Say you have a box with two balls and you ask for it to be split into two boxes. You could count that there are 4 ways of doing this: 12| 1|2 2|1 |12 Ball 1 can be placed in the first or second box, and similarly with ball 2. If we think of these as the 4 possible cases, then the probability of both balls being placed into the first box is 1/4. This seems to be what you meant.

Alternatively, it would seem reasonable in this sort of a case to consider the balls as indistinguishable from each other, in which case I might count there being 3 ways to place the two balls into two boxes: **| *|* |** If I specify a uniform distribution over these cases, then the probability of both balls being placed into the first box is 1/3. I suppose these wouldn’t quite be partitions (ordered partitions, perhaps?) of the balls, but this is certainly a different distribution.

I suspect it wouldn’t make too big of a difference. It’s just the usual first question that pops into my head when someone says “uniform random.” =)

the two distributions are the same (think symmetry).

Harrison: “repeatedly split the balls between two boxes and feed one to the detector, until the detector detects no balls”

For a detector of sensitivity k, let p(n,k) be the probability that, starting with a box containing n balls, at the end of Harrison’s process the number of balls in the box not fed to the detector is = k, p'(n, k, m) also converges on some non-zero value as n goes to infinity.

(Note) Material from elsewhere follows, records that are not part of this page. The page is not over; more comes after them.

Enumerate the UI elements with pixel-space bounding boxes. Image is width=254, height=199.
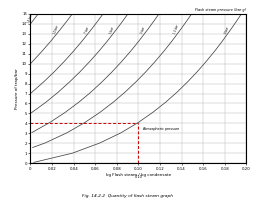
Text: 5 bar: 5 bar — [109, 26, 115, 34]
Text: Atmospheric pressure: Atmospheric pressure — [143, 127, 179, 131]
Text: 0 bar: 0 bar — [224, 26, 230, 34]
Text: 14 bar: 14 bar — [27, 14, 34, 23]
Text: Flash steam pressure (bar g): Flash steam pressure (bar g) — [195, 8, 246, 12]
Text: 0.10: 0.10 — [134, 175, 142, 179]
Text: 7 bar: 7 bar — [84, 26, 90, 34]
Text: 10 bar: 10 bar — [53, 24, 59, 34]
Text: 1.5 bar: 1.5 bar — [173, 23, 180, 34]
Text: 3 bar: 3 bar — [141, 26, 147, 34]
Text: Fig. 14.2.2  Quantity of flash steam graph: Fig. 14.2.2 Quantity of flash steam grap… — [82, 194, 172, 198]
X-axis label: kg Flash steam / kg condensate: kg Flash steam / kg condensate — [106, 174, 171, 178]
Y-axis label: Pressure of trap/bar: Pressure of trap/bar — [15, 68, 19, 109]
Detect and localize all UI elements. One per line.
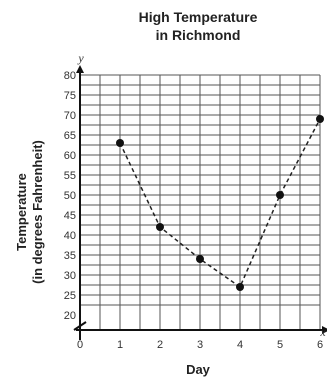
y-tick-label: 80 (64, 70, 76, 82)
y-axis-arrow (76, 65, 84, 73)
y-tick-label: 45 (64, 210, 76, 222)
x-tick-label: 6 (317, 339, 323, 351)
x-axis-arrow (322, 326, 327, 334)
y-axis-label-line1: Temperature (14, 173, 29, 251)
y-tick-label: 25 (64, 290, 76, 302)
y-tick-label: 60 (64, 150, 76, 162)
y-tick-label: 35 (64, 250, 76, 262)
data-point (156, 223, 164, 231)
x-tick-label: 2 (157, 339, 163, 351)
data-point (196, 255, 204, 263)
y-tick-label: 55 (64, 170, 76, 182)
y-tick-label: 70 (64, 110, 76, 122)
data-point (276, 191, 284, 199)
chart-title-line2: in Richmond (156, 27, 241, 43)
x-tick-label: 4 (237, 339, 243, 351)
data-point (116, 139, 124, 147)
series-line (119, 118, 321, 289)
x-axis-letter: x (319, 325, 326, 339)
x-axis-label: Day (186, 362, 211, 377)
y-tick-label: 75 (64, 90, 76, 102)
y-axis-letter: y (77, 51, 84, 65)
data-point (316, 115, 324, 123)
x-tick-label: 1 (117, 339, 123, 351)
y-tick-label: 50 (64, 190, 76, 202)
data-series (116, 115, 324, 291)
axes (73, 65, 327, 340)
data-point (236, 283, 244, 291)
y-tick-label: 65 (64, 130, 76, 142)
y-axis-break-mark (73, 321, 87, 331)
y-tick-label: 30 (64, 270, 76, 282)
x-tick-label: 5 (277, 339, 283, 351)
y-axis-label-line2: (in degrees Fahrenheit) (30, 140, 45, 284)
x-tick-label: 0 (77, 339, 83, 351)
chart-title-line1: High Temperature (139, 9, 258, 25)
y-tick-label: 40 (64, 230, 76, 242)
plot-grid (80, 74, 321, 331)
y-tick-label: 20 (64, 310, 76, 322)
x-tick-label: 3 (197, 339, 203, 351)
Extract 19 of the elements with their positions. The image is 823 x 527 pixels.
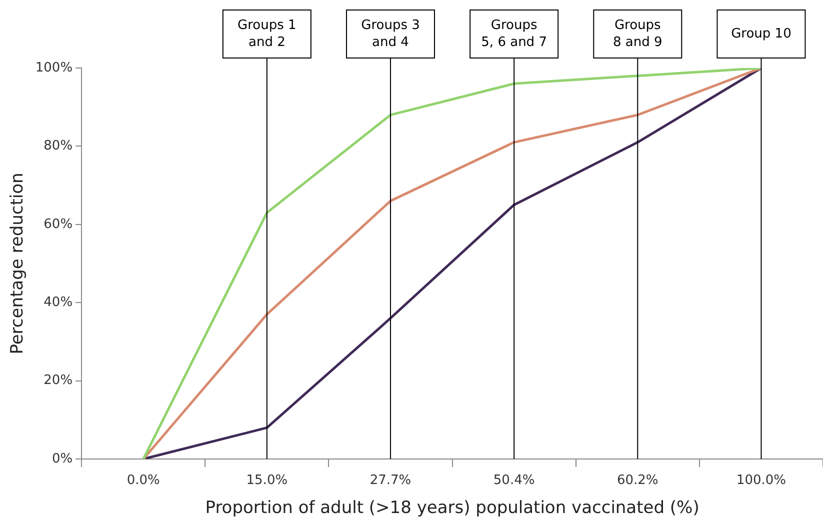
x-axis-title: Proportion of adult (>18 years) population vaccinated (%): [205, 498, 700, 518]
ref-line-label: Group 10: [731, 26, 792, 42]
y-tick-label: 40%: [44, 294, 73, 310]
y-axis-title: Percentage reduction: [8, 172, 28, 354]
y-tick-label: 60%: [44, 216, 73, 232]
y-tick-label: 80%: [44, 138, 73, 154]
x-tick-label: 27.7%: [370, 473, 412, 488]
ref-line-label: Groups 1 and 2: [238, 18, 296, 50]
x-tick-label: 50.4%: [493, 473, 535, 488]
ref-line-label: Groups 3 and 4: [361, 18, 420, 50]
y-tick-label: 0%: [52, 451, 73, 466]
x-tick-label: 60.2%: [616, 473, 658, 488]
x-tick-label: 0.0%: [126, 473, 160, 488]
y-tick-label: 20%: [44, 373, 73, 388]
y-tick-label: 100%: [35, 60, 73, 76]
x-tick-label: 100.0%: [736, 473, 786, 488]
x-tick-label: 15.0%: [246, 473, 288, 488]
ref-line-label: Groups 5, 6 and 7: [481, 18, 547, 50]
ref-line-label: Groups 8 and 9: [613, 18, 662, 50]
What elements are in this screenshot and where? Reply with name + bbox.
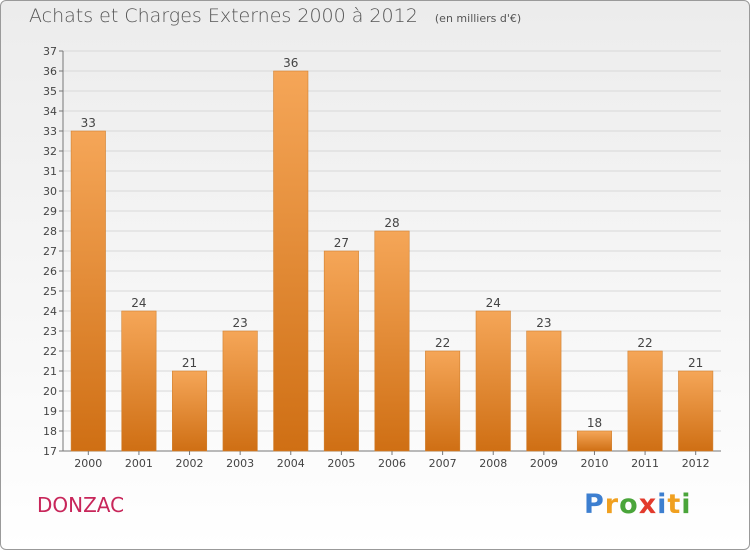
bar-value-label: 36	[283, 56, 298, 70]
proxiti-logo[interactable]: Proxiti	[584, 489, 692, 520]
y-tick-label: 23	[43, 325, 57, 338]
x-axis-ticks: 2000 2001 2002 2003 2004 2005 2006 2007 2008 2009…	[74, 451, 710, 470]
x-tick-label: 2004	[277, 457, 305, 470]
y-tick-label: 22	[43, 345, 57, 358]
bar-value-label: 24	[131, 296, 146, 310]
y-tick-label: 29	[43, 205, 57, 218]
x-tick-label: 2011	[631, 457, 659, 470]
y-tick-label: 20	[43, 385, 57, 398]
x-tick-label: 2009	[530, 457, 558, 470]
bars: 33 24 21 23 36 27 28 22 24 23 18 22 21	[70, 56, 714, 452]
bar-2008	[475, 310, 511, 452]
bar-2005	[323, 250, 359, 452]
x-tick-label: 2007	[429, 457, 457, 470]
y-tick-label: 26	[43, 265, 57, 278]
bar-2002	[172, 370, 208, 452]
y-tick-label: 19	[43, 405, 57, 418]
logo-letter: r	[604, 489, 620, 520]
y-tick-label: 28	[43, 225, 57, 238]
chart-title: Achats et Charges Externes 2000 à 2012	[29, 5, 418, 27]
bar-2006	[374, 230, 410, 452]
bar-value-label: 21	[182, 356, 197, 370]
y-tick-label: 18	[43, 425, 57, 438]
bar-2012	[678, 370, 714, 452]
bar-2007	[425, 350, 461, 452]
bar-value-label: 18	[587, 416, 602, 430]
bar-value-label: 28	[384, 216, 399, 230]
x-tick-label: 2002	[176, 457, 204, 470]
bar-value-label: 22	[435, 336, 450, 350]
bar-2000	[70, 130, 106, 452]
chart-unit-note: (en milliers d'€)	[434, 12, 522, 25]
location-name: DONZAC	[37, 493, 125, 517]
logo-letter: i	[657, 489, 668, 520]
bar-2011	[627, 350, 663, 452]
x-tick-label: 2006	[378, 457, 406, 470]
x-tick-label: 2005	[327, 457, 355, 470]
logo-letter: x	[638, 489, 658, 520]
bar-value-label: 21	[688, 356, 703, 370]
x-tick-label: 2003	[226, 457, 254, 470]
logo-letter: t	[667, 489, 682, 520]
logo-letter: i	[681, 489, 692, 520]
y-axis-ticks: 17 18 19 20 21 22 23 24 25 26 27 28 29 30 31 32 33 34 35 36…	[43, 45, 63, 458]
bar-2001	[121, 310, 157, 452]
y-tick-label: 35	[43, 85, 57, 98]
bar-value-label: 24	[486, 296, 501, 310]
y-tick-label: 33	[43, 125, 57, 138]
bar-value-label: 23	[233, 316, 248, 330]
chart-title-block: Achats et Charges Externes 2000 à 2012 (…	[29, 5, 521, 27]
bar-2004	[273, 70, 309, 452]
x-tick-label: 2010	[580, 457, 608, 470]
bar-value-label: 27	[334, 236, 349, 250]
y-tick-label: 24	[43, 305, 57, 318]
bar-2003	[222, 330, 258, 452]
x-tick-label: 2001	[125, 457, 153, 470]
x-tick-label: 2012	[682, 457, 710, 470]
bar-value-label: 33	[81, 116, 96, 130]
y-tick-label: 37	[43, 45, 57, 58]
logo-letter: P	[584, 489, 605, 520]
x-tick-label: 2008	[479, 457, 507, 470]
y-tick-label: 34	[43, 105, 57, 118]
y-tick-label: 32	[43, 145, 57, 158]
y-tick-label: 36	[43, 65, 57, 78]
y-tick-label: 31	[43, 165, 57, 178]
bar-2009	[526, 330, 562, 452]
y-tick-label: 27	[43, 245, 57, 258]
bar-2010	[576, 430, 612, 452]
bar-value-label: 22	[637, 336, 652, 350]
x-tick-label: 2000	[74, 457, 102, 470]
y-tick-label: 30	[43, 185, 57, 198]
y-tick-label: 21	[43, 365, 57, 378]
y-tick-label: 17	[43, 445, 57, 458]
bar-value-label: 23	[536, 316, 551, 330]
y-tick-label: 25	[43, 285, 57, 298]
logo-letter: o	[619, 489, 639, 520]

If so, then there should be some way of deriving some quantities we can measure which will distinguish different values of k. (E.g. the probability that if you divide up the remaining box into a boxes, the detector will detect balls in b of these boxes.)

Thank you for the post. DNA diagrams were very helpful. I have read about about PCR after watching ‘s TED Talk (http://www.ted.com/talks/kary_mullis_next_gen_cure_for_killer_infections.html), but diagrams cleared my mind.

It isn’t hard. For sufficiently large values of the number of boxes (L), the fraction of “yes” answers will be proportional to L^-k.

In 1905, Albert Einstein solved a somewhat similar problem. In Brownian motion you have many very small events (air molecules colliding with the test particles), and you can observe their sum over relatively long intervals. The problem was to determine the total number of collisions, from which it was possible to to calculate (among other things) the value of Avogadro’s number. Counting the actual *number* of atoms was important at the time, because the very existence of atoms was still controversial.

A far more difficult problem is to find a protocol that finds k while consuming the smallest possible sample.